Оля что-то заказывала, он на все соглашался и вдруг подумал, что не выдержит. Он должен позвонить! Вере! Ничего не прошло! Все вернулось в один миг. Он порылся в записной книжке, нашел ее телефон. Какое счастье, что он не выкладывает книжку из кармана! Оля, уже поедавшая с восторгом салат из крабов, спросила, куда он, и Митя бегло ответил, что позвонит приятелю, который недалеко живет и может составить им компанию. Оле не хватало общения, и она обрадовалась.

Митя и всегда не разговорчивый, а сегодня — вообще какой-то чокнутый!


Вера подошла к телефону сразу (видимо, на машине ехала…) и по-прежнему слегка пропела:

— Да-а?

Он молчал. Что он ей скажет после стольких лет, после столько понатворенного им в своей жизни и в чужих?..

Вера уже нетерпеливо сказала:

— Я вас слушаю!

Митя молчал. Тогда она положила трубку. Знала ли она, что это звонит он, догадалась ли?..

Что это звонит Митя, Вера вовсе не предполагала, — такой важный, респектабельный, с презрительным заломом губ, с юной, нежной, как фиалка, красавицей. Митя, отринувший не только прошлое, не только воспоминания, но кажется, и все просто человеческое.

А он как раз ничего не отринул и позвонил снова.

Вера опять быстро взяла трубку. И на ее «да?» — он спросил: «Ты вышла замуж?» Почему-то опять это волновало больше всего. Она секунду замешкалась и ответила: «Нет». И тут же задала свой: «А ты?»

Детский разговор, но такой важный и решающий.

Он сказал: «Почти. Ты видела ее сегодня». Он не имел права врать, хотя понимал, что в этом все, что это — истинный конец, которого как бы окончательно еще не было. И Вера тихо опустила трубку и отключила телефон.
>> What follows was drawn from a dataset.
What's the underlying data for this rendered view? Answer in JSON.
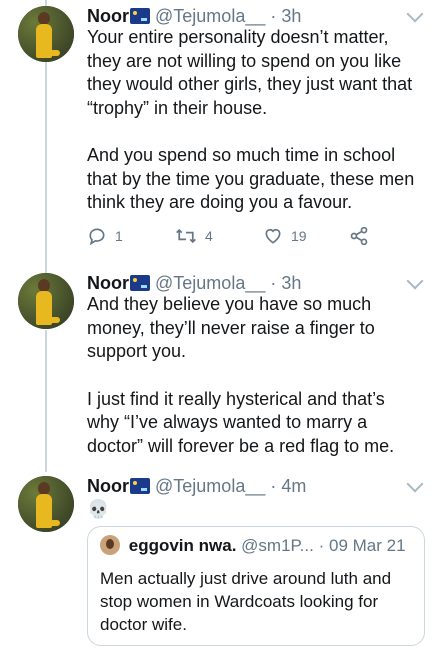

Только теперь она как-то по-новому поняла, что Митя предатель. До этого момента все же окончательно не верила. А тут вот оно — рядом. С прелестной юной женщиной.

Увидев Митю, Вера неожиданно взволновалась и ушла оттуда быстрее, чем собиралась, а тут вдруг успокоилась после бессмысленного разговора.

Мите, видимо, очень хотелось похвастаться своей юной женой, решила она. Вот и приволок юную красотку в Дом журналистов, в надежде встретить кого-то и похвастаться.